Knight Center
Knight Center


Role of Venezuelan government in newsprint shortage crisis worries organizations

Image via WAN-IFRA.

Since 2003, a currency exchange system in Venezuela has prevented businesses from importing certain products without first purchasing foreign currencies provided by the state. In 2012, newsprint, which is not produced in the country, was listed as not being a priority item, forcing newspapers to file requests with the government for foreign currencies in order to import it.

Newspapers have suffered since then due to the difficulty of obtaining these currencies and, by extension, newsprint. Recently, the crisis has worsened with newsprint reserves dropping at every newspaper.

“We are in a delicate situation today, I would say extreme, in which ten of the country’s newspapers have closed and six have only enough newsprint until February,” said Claudio Paolillo, president of the Committee on Freedom of the Press and Information of the Inter American Press Association, who offered a digital presentation on Jan. 24 to speak about government controls over media content.

According to Paolillo, also director of the Uruguayan weekly Búsqueda, the Venezuelan government has intentionally made importing newsprint difficult and has managed the country’s currency exchange system arbitrarily for months.

The claim does not seem implausible given the tense relationship between the government and the press during the shortage crisis of basic necessities in the country. Press organizations say there was an 87 percent increase in censorship cases in Venezuela during 2013. In October, President Nicolas Maduro called for sanctions against the media, blaming them for causing the food shortages by provoking citizens to hoard goods. Similarly, in January, party legislator Julio Chavez denied that there was a paper shortage and claimed that newspapers were hoarding in order to wage an “economic war” against the government. In other instances, the government said the private media are colluding with the CIA in a plot to destabilize the country. 

According to the Committee to Protect Journalists (CPJ), newsprint was easier to secure before August 2012 when the commodity was taken off the “priority” import list. Now, the process requires 16 bureaucratic steps that can each take months to complete, El Impulso editor Juan Manuel Carmona told CPJ. He added that all his newspaper’s requests for US dollars were ignored last year.

Paolillo said that by restricting the flow of ideas and opinions, whether through direct or indirect means, the Venezuelan government was acting in violation of article 13 of the American Convention on Human Rights, which promises freedom of thought and expression. 
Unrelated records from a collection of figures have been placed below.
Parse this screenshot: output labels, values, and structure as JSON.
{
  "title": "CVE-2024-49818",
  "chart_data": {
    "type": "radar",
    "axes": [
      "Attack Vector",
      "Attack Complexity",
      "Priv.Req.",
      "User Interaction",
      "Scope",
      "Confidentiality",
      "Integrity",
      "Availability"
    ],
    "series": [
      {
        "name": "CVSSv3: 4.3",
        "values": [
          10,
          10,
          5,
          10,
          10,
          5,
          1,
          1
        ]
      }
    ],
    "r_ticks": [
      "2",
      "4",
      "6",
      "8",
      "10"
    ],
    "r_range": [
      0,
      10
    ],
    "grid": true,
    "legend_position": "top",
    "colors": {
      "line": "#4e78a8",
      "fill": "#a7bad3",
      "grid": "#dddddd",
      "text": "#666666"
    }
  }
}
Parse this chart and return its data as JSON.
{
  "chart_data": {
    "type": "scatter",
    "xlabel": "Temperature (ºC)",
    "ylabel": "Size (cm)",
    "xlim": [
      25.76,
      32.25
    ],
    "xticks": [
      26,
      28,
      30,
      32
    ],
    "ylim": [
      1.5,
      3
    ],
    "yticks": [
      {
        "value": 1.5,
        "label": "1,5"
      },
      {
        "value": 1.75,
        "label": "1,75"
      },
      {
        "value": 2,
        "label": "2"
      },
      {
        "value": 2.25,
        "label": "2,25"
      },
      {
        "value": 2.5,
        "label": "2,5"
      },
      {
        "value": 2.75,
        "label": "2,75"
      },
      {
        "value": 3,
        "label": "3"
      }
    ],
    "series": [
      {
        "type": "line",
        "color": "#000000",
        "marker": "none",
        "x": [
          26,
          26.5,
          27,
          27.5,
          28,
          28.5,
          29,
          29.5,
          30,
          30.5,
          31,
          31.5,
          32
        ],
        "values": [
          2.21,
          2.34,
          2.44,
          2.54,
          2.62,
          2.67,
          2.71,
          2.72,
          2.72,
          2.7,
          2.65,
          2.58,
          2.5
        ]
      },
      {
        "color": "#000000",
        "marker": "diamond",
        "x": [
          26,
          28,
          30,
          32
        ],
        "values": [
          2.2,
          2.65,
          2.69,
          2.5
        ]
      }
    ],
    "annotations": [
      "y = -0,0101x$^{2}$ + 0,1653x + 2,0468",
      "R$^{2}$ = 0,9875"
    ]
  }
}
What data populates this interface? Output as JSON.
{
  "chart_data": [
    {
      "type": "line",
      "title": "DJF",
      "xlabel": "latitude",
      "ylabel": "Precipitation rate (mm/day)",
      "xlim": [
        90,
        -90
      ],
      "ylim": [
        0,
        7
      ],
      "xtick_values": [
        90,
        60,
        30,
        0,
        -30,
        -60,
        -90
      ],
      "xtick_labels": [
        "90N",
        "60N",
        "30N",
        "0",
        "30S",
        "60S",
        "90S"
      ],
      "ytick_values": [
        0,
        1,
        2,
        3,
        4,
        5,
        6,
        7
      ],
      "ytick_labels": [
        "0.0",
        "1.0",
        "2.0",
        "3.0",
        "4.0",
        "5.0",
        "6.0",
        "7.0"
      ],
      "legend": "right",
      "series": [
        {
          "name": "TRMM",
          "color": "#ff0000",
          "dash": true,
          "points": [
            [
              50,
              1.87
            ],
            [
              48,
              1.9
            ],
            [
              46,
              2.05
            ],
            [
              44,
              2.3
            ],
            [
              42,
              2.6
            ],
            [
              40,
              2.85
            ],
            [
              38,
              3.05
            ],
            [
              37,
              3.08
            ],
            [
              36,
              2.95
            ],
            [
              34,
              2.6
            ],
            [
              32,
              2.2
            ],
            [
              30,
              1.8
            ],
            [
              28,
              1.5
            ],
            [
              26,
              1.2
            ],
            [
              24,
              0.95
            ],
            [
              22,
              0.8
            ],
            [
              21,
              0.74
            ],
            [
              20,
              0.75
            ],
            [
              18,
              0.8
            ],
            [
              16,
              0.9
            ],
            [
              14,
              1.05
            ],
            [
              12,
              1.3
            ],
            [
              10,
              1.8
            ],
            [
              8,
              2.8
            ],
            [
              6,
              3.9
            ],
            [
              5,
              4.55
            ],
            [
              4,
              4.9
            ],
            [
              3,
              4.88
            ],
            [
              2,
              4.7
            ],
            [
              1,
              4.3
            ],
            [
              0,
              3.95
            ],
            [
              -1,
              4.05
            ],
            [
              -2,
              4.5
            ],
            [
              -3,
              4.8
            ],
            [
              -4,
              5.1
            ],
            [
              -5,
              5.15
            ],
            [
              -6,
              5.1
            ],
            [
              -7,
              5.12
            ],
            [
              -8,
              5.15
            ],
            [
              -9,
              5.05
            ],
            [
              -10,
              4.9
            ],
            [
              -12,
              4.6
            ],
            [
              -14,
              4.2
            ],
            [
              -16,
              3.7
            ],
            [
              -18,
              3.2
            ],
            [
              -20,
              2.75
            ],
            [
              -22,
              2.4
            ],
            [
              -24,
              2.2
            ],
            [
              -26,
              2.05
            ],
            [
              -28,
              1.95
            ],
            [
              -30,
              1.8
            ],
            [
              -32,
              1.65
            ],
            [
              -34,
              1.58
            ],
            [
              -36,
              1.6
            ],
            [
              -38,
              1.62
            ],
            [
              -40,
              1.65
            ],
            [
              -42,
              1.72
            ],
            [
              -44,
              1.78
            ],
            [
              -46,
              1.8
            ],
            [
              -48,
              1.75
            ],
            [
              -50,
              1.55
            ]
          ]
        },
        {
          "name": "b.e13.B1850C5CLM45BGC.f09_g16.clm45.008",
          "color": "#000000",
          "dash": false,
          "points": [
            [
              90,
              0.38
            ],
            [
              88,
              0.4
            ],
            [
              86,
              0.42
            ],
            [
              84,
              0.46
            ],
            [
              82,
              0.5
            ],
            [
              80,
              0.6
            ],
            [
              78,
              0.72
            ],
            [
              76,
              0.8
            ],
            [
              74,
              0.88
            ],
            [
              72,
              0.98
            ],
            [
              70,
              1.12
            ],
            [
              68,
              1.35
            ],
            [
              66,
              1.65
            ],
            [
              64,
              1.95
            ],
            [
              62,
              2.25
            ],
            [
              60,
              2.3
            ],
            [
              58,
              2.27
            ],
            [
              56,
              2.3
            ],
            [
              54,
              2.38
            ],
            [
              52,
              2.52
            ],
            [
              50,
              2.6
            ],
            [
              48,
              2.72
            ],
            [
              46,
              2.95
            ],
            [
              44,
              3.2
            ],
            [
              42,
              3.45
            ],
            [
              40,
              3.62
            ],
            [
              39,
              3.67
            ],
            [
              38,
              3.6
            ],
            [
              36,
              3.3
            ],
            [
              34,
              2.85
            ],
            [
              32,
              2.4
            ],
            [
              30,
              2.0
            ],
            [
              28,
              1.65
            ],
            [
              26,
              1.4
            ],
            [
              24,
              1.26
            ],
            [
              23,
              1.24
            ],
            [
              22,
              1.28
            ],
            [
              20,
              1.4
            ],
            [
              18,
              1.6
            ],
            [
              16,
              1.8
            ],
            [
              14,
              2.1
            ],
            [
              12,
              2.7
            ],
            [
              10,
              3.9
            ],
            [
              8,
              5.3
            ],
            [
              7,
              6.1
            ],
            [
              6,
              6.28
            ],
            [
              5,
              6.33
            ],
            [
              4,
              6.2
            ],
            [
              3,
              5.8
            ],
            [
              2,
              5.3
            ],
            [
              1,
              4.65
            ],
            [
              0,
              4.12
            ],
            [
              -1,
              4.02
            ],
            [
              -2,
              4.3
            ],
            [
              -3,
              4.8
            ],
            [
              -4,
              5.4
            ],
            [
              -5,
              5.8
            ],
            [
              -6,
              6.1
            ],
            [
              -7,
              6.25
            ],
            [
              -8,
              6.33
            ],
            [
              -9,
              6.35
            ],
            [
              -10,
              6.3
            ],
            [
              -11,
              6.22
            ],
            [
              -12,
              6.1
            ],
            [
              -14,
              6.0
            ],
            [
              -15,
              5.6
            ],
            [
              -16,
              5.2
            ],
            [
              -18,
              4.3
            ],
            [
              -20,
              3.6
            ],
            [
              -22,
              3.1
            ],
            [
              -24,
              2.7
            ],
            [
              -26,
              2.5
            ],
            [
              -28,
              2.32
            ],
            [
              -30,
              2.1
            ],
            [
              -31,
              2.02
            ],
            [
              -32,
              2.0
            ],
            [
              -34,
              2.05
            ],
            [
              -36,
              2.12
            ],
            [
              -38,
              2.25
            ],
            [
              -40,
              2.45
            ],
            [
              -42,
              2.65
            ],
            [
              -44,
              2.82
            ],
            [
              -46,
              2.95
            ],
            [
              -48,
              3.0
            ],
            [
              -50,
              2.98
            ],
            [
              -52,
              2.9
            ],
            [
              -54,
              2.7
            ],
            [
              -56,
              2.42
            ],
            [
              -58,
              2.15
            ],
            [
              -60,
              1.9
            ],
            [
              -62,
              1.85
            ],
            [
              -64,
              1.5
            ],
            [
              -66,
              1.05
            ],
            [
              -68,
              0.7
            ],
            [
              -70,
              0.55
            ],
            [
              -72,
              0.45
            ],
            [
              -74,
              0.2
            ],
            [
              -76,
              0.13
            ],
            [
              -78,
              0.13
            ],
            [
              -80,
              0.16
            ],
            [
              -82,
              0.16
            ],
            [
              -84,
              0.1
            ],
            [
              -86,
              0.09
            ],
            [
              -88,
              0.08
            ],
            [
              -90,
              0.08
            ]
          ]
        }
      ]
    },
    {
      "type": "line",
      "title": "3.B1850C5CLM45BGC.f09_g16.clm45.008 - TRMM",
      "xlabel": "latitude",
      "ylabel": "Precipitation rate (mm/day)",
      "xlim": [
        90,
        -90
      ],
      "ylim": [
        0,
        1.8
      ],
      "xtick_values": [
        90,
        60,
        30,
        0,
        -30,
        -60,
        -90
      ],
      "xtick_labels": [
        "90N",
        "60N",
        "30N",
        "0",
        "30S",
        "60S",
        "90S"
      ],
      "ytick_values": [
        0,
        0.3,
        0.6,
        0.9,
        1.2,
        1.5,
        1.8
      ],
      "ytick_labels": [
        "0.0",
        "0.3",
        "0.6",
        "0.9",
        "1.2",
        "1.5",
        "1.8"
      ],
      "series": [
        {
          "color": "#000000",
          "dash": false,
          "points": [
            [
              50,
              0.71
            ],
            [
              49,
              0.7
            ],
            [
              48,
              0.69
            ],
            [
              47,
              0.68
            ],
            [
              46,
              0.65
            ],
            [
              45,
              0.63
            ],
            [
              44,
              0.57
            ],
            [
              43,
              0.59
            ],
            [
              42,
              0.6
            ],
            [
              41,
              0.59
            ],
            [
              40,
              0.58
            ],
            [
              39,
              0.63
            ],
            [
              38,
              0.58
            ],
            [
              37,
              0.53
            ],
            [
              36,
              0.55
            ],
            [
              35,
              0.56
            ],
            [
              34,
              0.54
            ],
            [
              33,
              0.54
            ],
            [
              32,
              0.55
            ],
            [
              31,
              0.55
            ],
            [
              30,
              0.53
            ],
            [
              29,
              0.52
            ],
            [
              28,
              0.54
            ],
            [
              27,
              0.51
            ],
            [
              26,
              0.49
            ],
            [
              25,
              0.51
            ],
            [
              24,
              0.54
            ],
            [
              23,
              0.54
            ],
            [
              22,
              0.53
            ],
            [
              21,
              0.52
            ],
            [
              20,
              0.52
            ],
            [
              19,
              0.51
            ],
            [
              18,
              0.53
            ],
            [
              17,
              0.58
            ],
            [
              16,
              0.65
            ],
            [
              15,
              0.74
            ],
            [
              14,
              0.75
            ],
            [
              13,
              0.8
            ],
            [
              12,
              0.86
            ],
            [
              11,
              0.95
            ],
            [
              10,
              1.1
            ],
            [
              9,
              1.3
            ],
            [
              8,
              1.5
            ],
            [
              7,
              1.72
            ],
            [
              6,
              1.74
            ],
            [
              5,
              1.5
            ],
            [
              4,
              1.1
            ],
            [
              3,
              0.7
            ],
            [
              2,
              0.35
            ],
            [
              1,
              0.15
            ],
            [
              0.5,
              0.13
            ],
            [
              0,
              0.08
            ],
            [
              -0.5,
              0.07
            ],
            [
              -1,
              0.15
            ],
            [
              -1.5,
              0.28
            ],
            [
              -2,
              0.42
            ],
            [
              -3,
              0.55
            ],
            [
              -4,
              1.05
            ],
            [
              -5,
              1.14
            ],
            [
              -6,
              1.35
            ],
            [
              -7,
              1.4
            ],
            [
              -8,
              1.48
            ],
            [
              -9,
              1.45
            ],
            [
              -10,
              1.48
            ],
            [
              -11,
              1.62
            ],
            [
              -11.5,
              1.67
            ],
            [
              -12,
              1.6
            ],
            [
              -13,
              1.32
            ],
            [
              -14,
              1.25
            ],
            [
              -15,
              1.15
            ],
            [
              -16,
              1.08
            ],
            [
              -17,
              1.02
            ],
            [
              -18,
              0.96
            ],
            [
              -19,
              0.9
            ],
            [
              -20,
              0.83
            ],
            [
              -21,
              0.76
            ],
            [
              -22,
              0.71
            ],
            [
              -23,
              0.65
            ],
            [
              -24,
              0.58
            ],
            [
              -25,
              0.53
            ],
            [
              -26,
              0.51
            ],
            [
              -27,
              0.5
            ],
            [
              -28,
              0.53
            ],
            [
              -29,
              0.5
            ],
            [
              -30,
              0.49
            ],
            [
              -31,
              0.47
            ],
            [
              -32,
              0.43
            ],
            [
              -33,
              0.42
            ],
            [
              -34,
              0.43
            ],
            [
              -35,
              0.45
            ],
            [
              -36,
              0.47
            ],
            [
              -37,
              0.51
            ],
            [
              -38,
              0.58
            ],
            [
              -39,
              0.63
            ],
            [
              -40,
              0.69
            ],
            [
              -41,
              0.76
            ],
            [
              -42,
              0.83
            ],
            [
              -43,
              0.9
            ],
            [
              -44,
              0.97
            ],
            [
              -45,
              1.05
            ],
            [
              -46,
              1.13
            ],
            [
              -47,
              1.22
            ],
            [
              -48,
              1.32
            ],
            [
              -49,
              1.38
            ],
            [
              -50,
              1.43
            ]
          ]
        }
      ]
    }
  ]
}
He added that there was a tendency in Latin America to mistake these freedoms for something a government can grant their people using the law. “But rarely do we remember,” Paolillo said, “that freedom of expression is a human right, inherent to us and pre-existing any state, any law.”

Regardless of whether or not the shortages are intentional, the lack of newsprint is quickly having a detrimental effect on Venezuela’s press. Last March, El Zocalo reported that 95 percent of Venezuelan publications were affected by the shortage. More recently, CPJ reported that several newspapers including El Nacional and El Impulso are in danger of suspending operations. Last year, there were numerous reports of the suspension of several regional dailies including El Sol de Maturin and Antorcha.

*Knight Center writer Lynn Romero contributed to this post.